Um bairro com vida de bairro, entre o casario branco e rústico – e estamos a fingir Andaluzia –, onde Consolación Solís vive há 33 anos, desde que lhe nasceu o primeiro neto, que também vive nesta vizinhança de roupa a secar em cordas colocadas na rua e plantas a encher vasos e a trepar paredes. “Que lo tienes currado, que geranios!”, diz-lhe uma vizinha que passa pelo seu terraço que é quase caminho de passagem – está delimitado apenas por vasos – mas nem isso a impede de andar de pijama nesta manhã de sol. A antiga sinagoga está quase colada à sua casa, agora é a Eremita de Santo António, uma dezena de pessoas dentro, o silêncio das preces quebrado com o tilintar das moedas a caírem nas caixas das esmolas. O sossego pode ser sol de pouca dura. “Às vezes vêm como um bando de pássaros.” Turistas e jovens em botellón, “mais ao fim-de-semana”.

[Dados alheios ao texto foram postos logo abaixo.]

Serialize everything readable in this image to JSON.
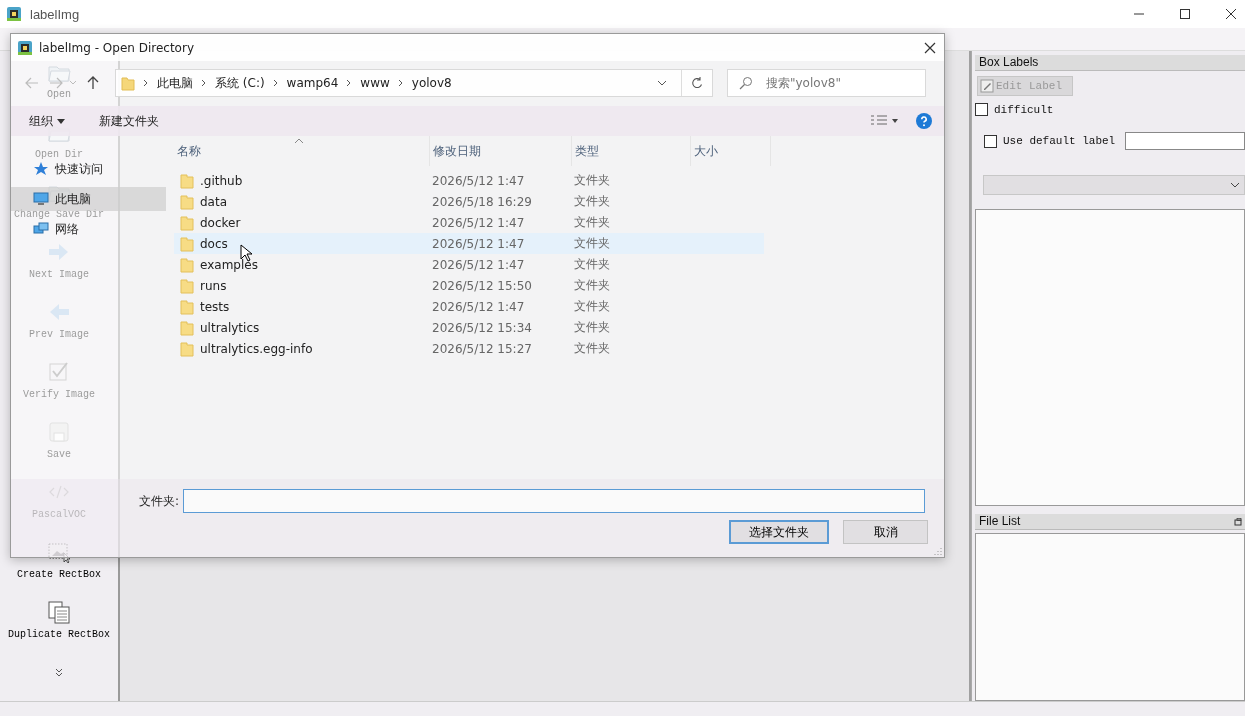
{
  "app": {
    "title": "labelImg"
  },
  "toolbar": [
    {
      "label": "Open",
      "kind": "folder"
    },
    {
      "label": "Open Dir",
      "kind": "folder"
    },
    {
      "label": "Change Save Dir",
      "kind": "folder"
    },
    {
      "label": "Next Image",
      "kind": "next"
    },
    {
      "label": "Prev Image",
      "kind": "prev"
    },
    {
      "label": "Verify Image",
      "kind": "verify"
    },
    {
      "label": "Save",
      "kind": "save"
    },
    {
      "label": "PascalVOC",
      "kind": "code"
    },
    {
      "label": "Create RectBox",
      "kind": "rect"
    },
    {
      "label": "Duplicate RectBox",
      "kind": "duplicate"
    }
  ],
  "dialog": {
    "title": "labelImg - Open Directory",
    "path": [
      "此电脑",
      "系统 (C:)",
      "wamp64",
      "www",
      "yolov8"
    ],
    "search": {
      "placeholder": "搜索\"yolov8\""
    },
    "commands": [
      {
        "label": "组织",
        "dropdown": true
      },
      {
        "label": "新建文件夹",
        "dropdown": false
      }
    ],
    "nav": [
      {
        "label": "快速访问",
        "kind": "star",
        "selected": false
      },
      {
        "label": "此电脑",
        "kind": "computer",
        "selected": true
      },
      {
        "label": "网络",
        "kind": "network",
        "selected": false
      }
    ],
    "columns": [
      "名称",
      "修改日期",
      "类型",
      "大小"
    ],
    "rows": [
      {
        "name": ".github",
        "modified": "2026/5/12 1:47",
        "type": "文件夹",
        "hovered": false
      },
      {
        "name": "data",
        "modified": "2026/5/18 16:29",
        "type": "文件夹",
        "hovered": false
      },
      {
        "name": "docker",
        "modified": "2026/5/12 1:47",
        "type": "文件夹",
        "hovered": false
      },
      {
        "name": "docs",
        "modified": "2026/5/12 1:47",
        "type": "文件夹",
        "hovered": true
      },
      {
        "name": "examples",
        "modified": "2026/5/12 1:47",
        "type": "文件夹",
        "hovered": false
      },
      {
        "name": "runs",
        "modified": "2026/5/12 15:50",
        "type": "文件夹",
        "hovered": false
      },
      {
        "name": "tests",
        "modified": "2026/5/12 1:47",
        "type": "文件夹",
        "hovered": false
      },
      {
        "name": "ultralytics",
        "modified": "2026/5/12 15:34",
        "type": "文件夹",
        "hovered": false
      },
      {
        "name": "ultralytics.egg-info",
        "modified": "2026/5/12 15:27",
        "type": "文件夹",
        "hovered": false
      }
    ],
    "folder_field": {
      "label": "文件夹:"
    },
    "buttons": [
      {
        "label": "选择文件夹",
        "default": true
      },
      {
        "label": "取消",
        "default": false
      }
    ]
  },
  "dock": {
    "box_labels": {
      "title": "Box Labels",
      "edit_button": {
        "label": "Edit Label",
        "disabled": true
      },
      "difficult": {
        "label": "difficult",
        "checked": false
      },
      "use_default": {
        "label": "Use default label",
        "checked": false
      }
    },
    "file_list": {
      "title": "File List"
    }
  }
}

Se há centros de interpretação das três culturas – arábe, cristã e judia – que enformaram a cidade, andar na rua é uma boa forma de tropeçar com sinais destas – para além das óbvias e profusas igrejas porque sabemos que a história é a dos vencedores. Um empedrado vai revelar uma estrela de David ainda na área da judiaria e pouco para além desta, uma casa árabe transporta-nos para outras paragens.
É o projecto de uma vida, ou melhor de duas vidas: do fundador, José de la Torre, e do filho, Ángel de La Torre, que agora lhe segue as pisadas ao manter aberto ao público aquilo que o pai encontrou quando quis modernizar a casa de família. E o que encontrou foi uma casa árabe do século XII, com fundações romanas. A modernização passou a recuperação: 12 anos de trabalho, ao mesmo tempo que estudava a cultura e viajava muito. De cada viagem ia trazendo peças que agora são exibidas nesta Casa-Museu Yusuf Al Burch (o nome do fundador em árabe) que foi inaugurada há 40 anos na presença do embaixador iraquiano.
O filho é o anfitrião agora, por vezes o neto, abrindo as portas para uma casa árabe com os espaços bem definidos, desde a cozinha à sala de chá, passando pela sala de armas e a de dança (pelo meio um pátio, neste circuito circular), pelo harém, o quarto, a adega, uma cisterna e até um hammam. Não falta até o fantasma de uma mulher, diz-nos Pedro Fito Romero, 28 anos, com quem nos cruzamos, “uma moura de 40 anos, que já fez turistas fugirem espavoridos daqui”. Ángel encolhe os ombros, mas esse foi um dos motivos que trouxe Pedro ao museu, nesta sua terceira visita a Cáceres. A última vez foi há seis anos, conta, e recorda tudo muito igual.
Na verdade, atrevemo-nos a dizer que a estrutura de Cáceres se mantém igual desde o século XVI, ainda que os velhos palácios tenham tomado novas funções. Parece mas não. A Igreja de São Francisco Xavier e o colégio jesuíta adjacente (agora Escola Superior de Arte Dramática da Extremadura) são edifícios barrocos, do século XVIII, encravados bem no coração do casco viejo, e a praça a seus pés, San Jorge, é produto de um arranjo urbanístico do século XX, que abriu um plateau entre a Plaza de los Golfines e as praças de San Mateo e San Pablo, unidas pela íngreme Cuesta de la Compañia.